Marcel Pika is under investigation for supporting Sassou Nguesso's opposition, his sons say. They've heard he and others are accused of organizing a strike to protest the election results.

But they call it a witch hunt by a president holding a grudge.

“It’s simply a matter of you vote against a dictatorship and he throws you in prison,” said Audrey Pika, the youngest son. “There is nothing. Their case is empty.”

So are their efforts to get their father released. They've repeatedly asked politicians for help — requesting meetings with lawmakers, an audience with Secretary of State Rex Tillerson, a statement from President Donald Trump — but have little to show for it.

“Based on all the responses we've gotten, there's nothing concrete,” Freddy Pika said.

They've heard plenty of words.

The State Department provided the Journal Star with a statement this week, saying it's following the case closely, it's concerned about Marcel Pika's detention and it's calling on the Congolese government to “respect due process and human rights.” Its consular team in Brazzaville is visiting Marcel Pika in prison and providing assistance, it added.

“The U.S. Embassy has repeatedly raised concerns about Mr. Pika's case, including his health, at the highest levels in the Republic of Congo.”

Last week, Nebraska Gov. Pete Ricketts issued his own statement, calling for Marcel Pika's immediate release to U.S. authorities. “I have urged members of our federal delegation and officials at the U.S. Department of State to continue to do everything in their power to secure the safe release of Mr. Pika,” the governor said.

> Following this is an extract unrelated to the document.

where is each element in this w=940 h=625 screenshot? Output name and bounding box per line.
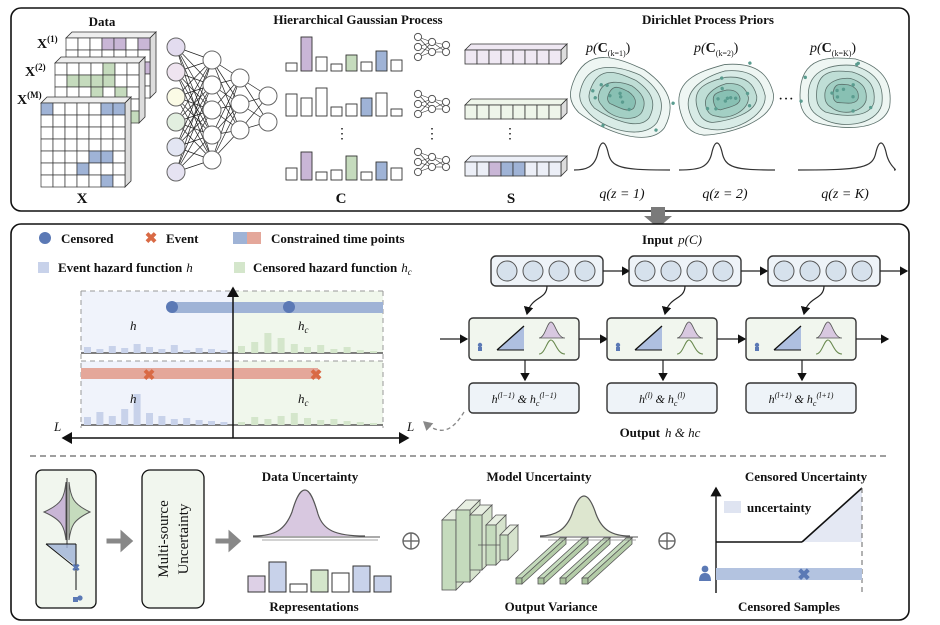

In June, a New Jersey congressman spoke in support of Marcel Pika: “The principle of due process demands that Congo-Brazzaville should have released Marcel Pika long ago, but the government continues to ignore their own laws and continue his imprisonment without charging him or bringing him to trial,” Chris Smith said.

Marcel Pika's sons did get a face-to-face meeting with Sen. Deb Fischer, but they haven't heard anything from Sen. Ben Sasse, and his Washington office didn't return a call seeking comment.

This week, they heard hope from Rep. Jeff Fortenberry's office: His chief of staff met Wednesday with Congolese Ambassador Serge Mombouli, who pledged to visit with his country's president and justice minister about the case.

“We have undertaken active engagement with the Congolese government, appealing to them to quickly free Mr. Pika, particularly given his condition,” Fortenberry said in a statement. “We are attempting to bring him home safely to Lincoln, where he can reunite with his family, who are active members of our community.”

Fortenberry originally contacted the ambassador in June and plans to stay focused on the case, a staffer said.

And so will his family. They don't understand why the U.S. government hasn't pushed harder, and earlier, for the release of one of its citizens.

They point to the State Department's own 2016 Human Rights Report for the Republic of Congo, which includes allegations of government-coordinated killings, torture, rape, arbitrary arrests of political prisoners and harsh detention conditions.

Percy and Audrey Pika traveled to Washington in July, and they're planning another trip next week.

Since his imprisonment, Marcel Pika has missed a son’s wedding and college graduation, the births of four grandchildren, the burial of one.

They worry he will be next, Percy Pika said.

“We fear we’ll end up losing our dad.”